Но ломка означала две вещи — я не умер и я больше ничего не решаю. Наркотики решают вместо меня.
Я тогда вспомнил слова Олеси: «Если ты идешь на поводу у всех своих желаний — это не свобода». Они прозвучали у меня в ушах. Ее ясный, чистый голос.
Но из моей груди вырвался только ожесточенный крик:
— Я не слушаю тебя! Я не слушаю! Тебе все всегда ясно в этой жизни! Ты одна знаешь, что хорошо, а что плохо! Ты всегда уверена в своей правоте!
Лежать стало невыносимо. Озноб тряс меня так, что зубы стучали друг о друга. Судороги в мышцах заставляли ноги дергаться.
Я с трудом встал и огляделся. Это был какой-то бетонный тоннель, по стенам которого тянулись черные закопченные трубы.
— Кира! — позвал я.
Но мне никто не ответил. Я был один. Кира исчезла. Завела меня на самое дно ада и исчезла. Сейчас я иногда думаю — а была ли она на самом деле? Ведь я отчетливо помню только тот день, когда мы впервые встретились на дне рождении Люды. Все, что было после, больше похоже на сон, чем на явь…
Я шел по этому длинному тоннелю на свет. По мере приближения к выходу мои глаза, отвыкшие от солнца, стали болеть и слезиться. Мысли были только об одном. Хотелось сделать хоть что-нибудь, чтобы прекратился этот жуткий озноб, ломота в костях и невыносимое чувство тревоги.
— Кира! — снова заорал я.
Если бы мимо проезжал поезд — я бы, не задумываясь, бросился под него. Если бы была веревка, я бы тут же и удавился. А был бы пистолет, я приставил бы его к своему лбу и нажал курок — без тени сомнения.
Трубы ушли вниз, под землю. Круглый выход из туннеля, закрытый когда-то решеткой, сейчас зиял ее ржавыми остатками. Словно пасть умершего здесь миллионы лет назад гигантского зверя. — Кира!

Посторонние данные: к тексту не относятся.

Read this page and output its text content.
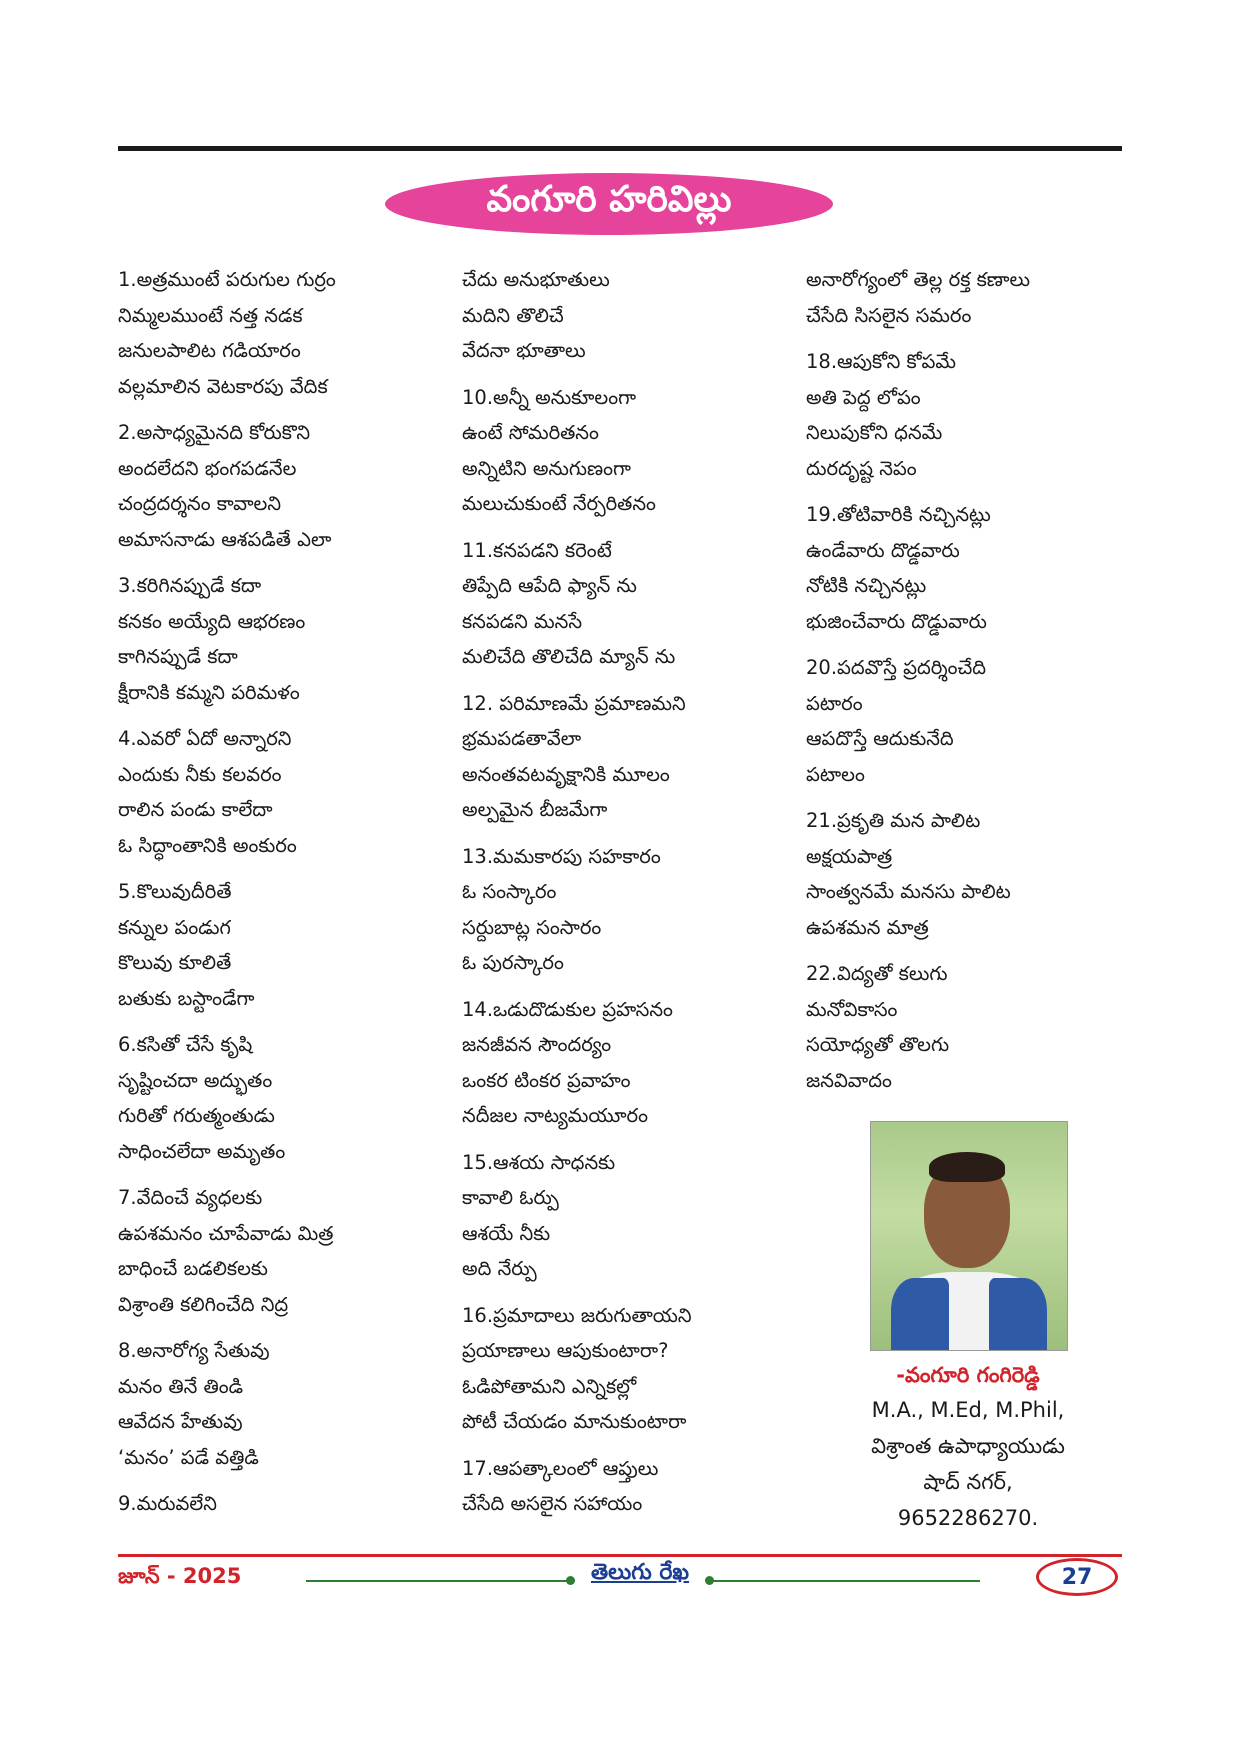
వంగూరి హరివిల్లు
1.అత్రముంటే పరుగుల గుర్రం
నిమ్మలముంటే నత్త నడక
జనులపాలిట గడియారం
వల్లమాలిన వెటకారపు వేదిక
2.అసాధ్యమైనది కోరుకొని
అందలేదని భంగపడనేల
చంద్రదర్శనం కావాలని
అమాసనాడు ఆశపడితే ఎలా
3.కరిగినప్పుడే కదా
కనకం అయ్యేది ఆభరణం
కాగినప్పుడే కదా
క్షీరానికి కమ్మని పరిమళం
4.ఎవరో ఏదో అన్నారని
ఎందుకు నీకు కలవరం
రాలిన పండు కాలేదా
ఓ సిద్ధాంతానికి అంకురం
5.కొలువుదీరితే
కన్నుల పండుగ
కొలువు కూలితే
బతుకు బస్టాండేగా
6.కసితో చేసే కృషి
సృష్టించదా అద్భుతం
గురితో గరుత్మంతుడు
సాధించలేదా అమృతం
7.వేదించే వ్యధలకు
ఉపశమనం చూపేవాడు మిత్ర
బాధించే బడలికలకు
విశ్రాంతి కలిగించేది నిద్ర
8.అనారోగ్య సేతువు
మనం తినే తిండి
ఆవేదన హేతువు
‘మనం’ పడే వత్తిడి
9.మరువలేని
చేదు అనుభూతులు
మదిని తొలిచే
వేదనా భూతాలు
10.అన్నీ అనుకూలంగా
ఉంటే సోమరితనం
అన్నిటిని అనుగుణంగా
మలుచుకుంటే నేర్పరితనం
11.కనపడని కరెంటే
తిప్పేది ఆపేది ఫ్యాన్ ను
కనపడని మనసే
మలిచేది తొలిచేది మ్యాన్ ను
12. పరిమాణమే ప్రమాణమని
భ్రమపడతావేలా
అనంతవటవృక్షానికి మూలం
అల్పమైన బీజమేగా
13.మమకారపు సహకారం
ఓ సంస్కారం
సర్దుబాట్ల సంసారం
ఓ పురస్కారం
14.ఒడుదొడుకుల ప్రహసనం
జనజీవన సౌందర్యం
ఒంకర టింకర ప్రవాహం
నదీజల నాట్యమయూరం
15.ఆశయ సాధనకు
కావాలి ఓర్పు
ఆశయే నీకు
అది నేర్పు
16.ప్రమాదాలు జరుగుతాయని
ప్రయాణాలు ఆపుకుంటారా?
ఓడిపోతామని ఎన్నికల్లో
పోటీ చేయడం మానుకుంటారా
17.ఆపత్కాలంలో ఆప్తులు
చేసేది అసలైన సహాయం
అనారోగ్యంలో తెల్ల రక్త కణాలు
చేసేది సిసలైన సమరం
18.ఆపుకోని కోపమే
అతి పెద్ద లోపం
నిలుపుకోని ధనమే
దురదృష్ట నెపం
19.తోటివారికి నచ్చినట్లు
ఉండేవారు దొడ్డవారు
నోటికి నచ్చినట్లు
భుజించేవారు దొడ్డువారు
20.పదవొస్తే ప్రదర్శించేది
పటారం
ఆపదొస్తే ఆదుకునేది
పటాలం
21.ప్రకృతి మన పాలిట
అక్షయపాత్ర
సాంత్వనమే మనసు పాలిట
ఉపశమన మాత్ర
22.విద్యతో కలుగు
మనోవికాసం
సయోధ్యతో తొలగు
జనవివాదం
-వంగూరి గంగిరెడ్డి
M.A., M.Ed, M.Phil,
విశ్రాంత ఉపాధ్యాయుడు
షాద్ నగర్,
9652286270.
జూన్ - 2025	తెలుగు రేఖ	27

Я стоял абсолютно один посреди огромного поля с высоковольтными вышками.
Не помню, как добрался до какой-то деревни. Увидел стоящий у забора мопед, огляделся вокруг… В голове крутилось только одно: доехать на этом мопеде до города, там добраться до клуба в подвале, где мы часто бывали с Кирой, и обменять его на дозу.
В тот момент я ненавидел себя сильнее, чем когда-либо в жизни. Я мечтал только об одном: чтобы по дороге меня сбил грузовик, — о передозировке. Мне не хотелось ничего, кроме смерти.
Оглядевшись вокруг, я бросился к мопеду. Сел, схватился за руль, и в ту же секунду на мою голову обрушился тяжелый удар. Я упал. Последнее, что успел сказать, увидев чье-то перекошенное от злобы лицо: «Спасибо…»
— Знаешь, Данила, — спохватился вдруг Павел. — А я тебе вот что скажу… Не было у меня никакого пари с Богом. Не было. Да, я заблуждался. Не надо было ставить Ему условий, какие-то предложения делать, просить Его, объяснять что-то. Он глухой… и слепой, этот ваш Бог, если Он вообще есть. Весь мир — это один сплошной, лишенный логики хаос случайным образом соединенных друг с другом обстоятельств.
— Ты думаешь? — сказал Данила, но эти его слова прозвучали не как вопрос, а безразлично, как ремарка.
— А я говорю о воле, — продолжал Павел. — Да, я говорю о внутренней силе человека. О том, что он должен стремиться к свободе. Должен! Вырваться из цепей этих абсурдных обстоятельств, в этом и состоит главная цель! В этом!